Qué puede esperarse de la vida entonces? Una o varias estocadas de azar acaso? Con el pavor que eso generaría?! No quiero ni pensarlo... Pero el punto no se trata sobre lo que yo o los otros quieran o deseen (al menos en este punto). Se trata de lo que debe aceptarse como tal. Y no se confundan. Con esto no quiero significar una "rendición" o tregua con el azar y la vida, sino más bien de madurar ciertos aspectos del carácter para hacerlos comulgar más afablemente con las inclemencias de la realidad. La realidad no pega, ni pega fuerte tampoco. La realidad solo es, se deja estar y ser. Un conjunto de eones, materia y átomos traviesos que revolotean alrededor nuestro, y nos acarician las mejillas con sus manos frías de química y física. Por suerte, la caricia atómica nos permite existir al mismo tiempo que nos da ese pavor inefable; es casi como un doble filo existencial, meternos miedo hasta por las orejas, pero al tiempo que nos otorga un cariño particular (permitirnos la existencia material). Luchar contra este coloso inmemorial, preexistente al sistema solar incluso, es como luchar con el aire. Mejor, digo yo, sumarse a su bando con sensatez, aceptar sus reglas de juego. El azar no contiene mal intrínseco, a diferencia de los hombres y mujeres que, en su afán de conquista eterna del mundo, no paran de lastimar, de abrir heridas ajenas ni soltar una parva de tonterías, de viejas equivocaciones milenarias, que al final del día solo causan estupor y dolor. El azar tiene esa capacidad: ser imparcial. Y con su imparcialidad se muestra más noble al trato humano. Es justo con el fuerte y el débil, racional con el invalido y necesitado de comprensión, la imparcialidad hecha carne en un ente superior y abstracto.
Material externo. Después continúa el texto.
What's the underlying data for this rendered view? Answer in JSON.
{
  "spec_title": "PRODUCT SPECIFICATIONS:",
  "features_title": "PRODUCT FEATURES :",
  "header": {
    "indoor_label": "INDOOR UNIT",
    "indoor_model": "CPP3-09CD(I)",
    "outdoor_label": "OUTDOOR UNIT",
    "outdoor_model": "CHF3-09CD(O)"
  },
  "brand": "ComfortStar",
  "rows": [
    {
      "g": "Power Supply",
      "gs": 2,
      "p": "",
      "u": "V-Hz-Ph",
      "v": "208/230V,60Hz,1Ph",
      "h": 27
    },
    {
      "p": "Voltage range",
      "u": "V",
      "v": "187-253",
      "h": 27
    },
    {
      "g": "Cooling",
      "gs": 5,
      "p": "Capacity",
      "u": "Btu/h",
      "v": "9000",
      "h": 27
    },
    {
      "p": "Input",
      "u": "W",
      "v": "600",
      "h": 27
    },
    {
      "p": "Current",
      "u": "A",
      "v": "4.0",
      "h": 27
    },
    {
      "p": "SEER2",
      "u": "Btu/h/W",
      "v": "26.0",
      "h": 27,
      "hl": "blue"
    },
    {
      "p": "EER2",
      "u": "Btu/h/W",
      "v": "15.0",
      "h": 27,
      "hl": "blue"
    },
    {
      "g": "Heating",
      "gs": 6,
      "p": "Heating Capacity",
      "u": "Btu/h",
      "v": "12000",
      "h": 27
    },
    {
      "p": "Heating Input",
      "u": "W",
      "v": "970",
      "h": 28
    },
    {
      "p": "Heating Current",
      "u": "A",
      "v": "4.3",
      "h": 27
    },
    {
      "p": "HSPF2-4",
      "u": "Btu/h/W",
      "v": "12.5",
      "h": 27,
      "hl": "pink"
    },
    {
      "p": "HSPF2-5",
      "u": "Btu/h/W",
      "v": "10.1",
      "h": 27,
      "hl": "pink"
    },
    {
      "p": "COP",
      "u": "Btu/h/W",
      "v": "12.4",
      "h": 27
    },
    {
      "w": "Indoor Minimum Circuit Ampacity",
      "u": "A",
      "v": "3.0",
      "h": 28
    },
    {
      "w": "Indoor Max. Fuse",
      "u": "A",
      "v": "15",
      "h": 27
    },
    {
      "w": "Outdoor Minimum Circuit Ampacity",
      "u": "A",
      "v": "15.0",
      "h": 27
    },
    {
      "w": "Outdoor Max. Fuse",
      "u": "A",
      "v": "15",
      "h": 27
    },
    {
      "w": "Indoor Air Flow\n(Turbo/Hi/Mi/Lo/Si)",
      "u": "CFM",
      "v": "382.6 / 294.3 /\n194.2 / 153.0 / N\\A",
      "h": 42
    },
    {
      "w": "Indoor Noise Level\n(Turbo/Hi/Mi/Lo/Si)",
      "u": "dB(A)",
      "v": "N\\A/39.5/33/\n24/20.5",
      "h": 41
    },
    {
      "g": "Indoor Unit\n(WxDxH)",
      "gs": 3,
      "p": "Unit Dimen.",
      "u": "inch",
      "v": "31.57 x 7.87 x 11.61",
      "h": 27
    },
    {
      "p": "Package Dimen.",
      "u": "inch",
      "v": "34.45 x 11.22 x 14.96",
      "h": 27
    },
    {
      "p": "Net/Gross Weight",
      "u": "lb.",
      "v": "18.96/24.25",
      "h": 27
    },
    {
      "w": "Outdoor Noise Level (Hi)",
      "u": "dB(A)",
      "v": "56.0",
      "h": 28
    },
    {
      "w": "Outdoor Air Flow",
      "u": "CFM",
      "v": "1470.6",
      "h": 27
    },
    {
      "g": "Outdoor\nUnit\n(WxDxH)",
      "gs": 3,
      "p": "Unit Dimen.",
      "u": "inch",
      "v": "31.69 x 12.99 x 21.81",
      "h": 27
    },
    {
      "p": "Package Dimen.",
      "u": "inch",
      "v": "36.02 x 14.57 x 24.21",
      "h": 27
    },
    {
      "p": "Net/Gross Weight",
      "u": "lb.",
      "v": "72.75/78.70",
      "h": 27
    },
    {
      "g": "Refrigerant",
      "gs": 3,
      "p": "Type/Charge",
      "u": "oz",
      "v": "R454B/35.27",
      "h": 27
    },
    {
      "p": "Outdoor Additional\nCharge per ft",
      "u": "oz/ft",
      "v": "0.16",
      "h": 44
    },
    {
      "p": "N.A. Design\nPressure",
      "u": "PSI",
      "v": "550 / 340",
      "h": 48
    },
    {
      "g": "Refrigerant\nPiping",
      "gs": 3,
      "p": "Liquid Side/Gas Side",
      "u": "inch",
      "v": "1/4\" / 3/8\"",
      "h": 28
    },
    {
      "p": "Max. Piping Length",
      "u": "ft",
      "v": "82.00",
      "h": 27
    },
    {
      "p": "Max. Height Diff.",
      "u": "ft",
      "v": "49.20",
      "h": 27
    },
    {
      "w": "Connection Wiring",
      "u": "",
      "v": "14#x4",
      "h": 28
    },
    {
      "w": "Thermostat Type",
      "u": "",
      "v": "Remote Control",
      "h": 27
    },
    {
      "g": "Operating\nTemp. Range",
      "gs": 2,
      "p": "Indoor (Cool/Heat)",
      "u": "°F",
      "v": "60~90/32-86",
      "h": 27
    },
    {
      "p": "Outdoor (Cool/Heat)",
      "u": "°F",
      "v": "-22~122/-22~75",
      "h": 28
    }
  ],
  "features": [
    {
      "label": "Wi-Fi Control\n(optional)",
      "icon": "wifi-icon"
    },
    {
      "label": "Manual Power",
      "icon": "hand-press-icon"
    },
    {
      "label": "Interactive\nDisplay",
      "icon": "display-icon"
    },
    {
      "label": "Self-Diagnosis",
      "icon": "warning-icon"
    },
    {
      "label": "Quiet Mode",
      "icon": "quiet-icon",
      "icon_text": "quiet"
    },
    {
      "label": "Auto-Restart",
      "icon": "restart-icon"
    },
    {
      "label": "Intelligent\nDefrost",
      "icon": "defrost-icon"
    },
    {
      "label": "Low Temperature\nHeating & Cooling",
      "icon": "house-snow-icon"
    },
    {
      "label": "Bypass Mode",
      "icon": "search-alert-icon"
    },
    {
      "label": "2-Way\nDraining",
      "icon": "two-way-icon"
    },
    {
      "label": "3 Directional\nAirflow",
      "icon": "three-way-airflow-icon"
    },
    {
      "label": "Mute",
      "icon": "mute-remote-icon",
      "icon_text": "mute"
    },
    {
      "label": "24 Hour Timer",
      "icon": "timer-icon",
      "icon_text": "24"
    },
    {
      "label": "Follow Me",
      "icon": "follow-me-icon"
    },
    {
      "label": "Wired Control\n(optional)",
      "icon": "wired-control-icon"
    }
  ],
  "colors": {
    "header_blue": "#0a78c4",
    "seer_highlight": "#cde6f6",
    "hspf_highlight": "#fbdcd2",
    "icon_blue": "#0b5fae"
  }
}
Reconciliarse con el azar es abrir un mundo de posibilidades y disfrutes, aunque la muerte aceche y esté pronta, la mente abierta tiene capacidades incalculables en comparación a los cerrojos neuronales del fanatismo y la voluntad de control. Dejar de intentar controlarlo todo es una liberación suprema, casi éxtasis demencial cuando uno aprende a desgajar cada miga de su tierno pan, sin desvivirse por la nomenclatura de carbohidratos. Es aprender a disfrutar un presente y desterrar de los labios aquel halito insoportable de la negación a uno mismo.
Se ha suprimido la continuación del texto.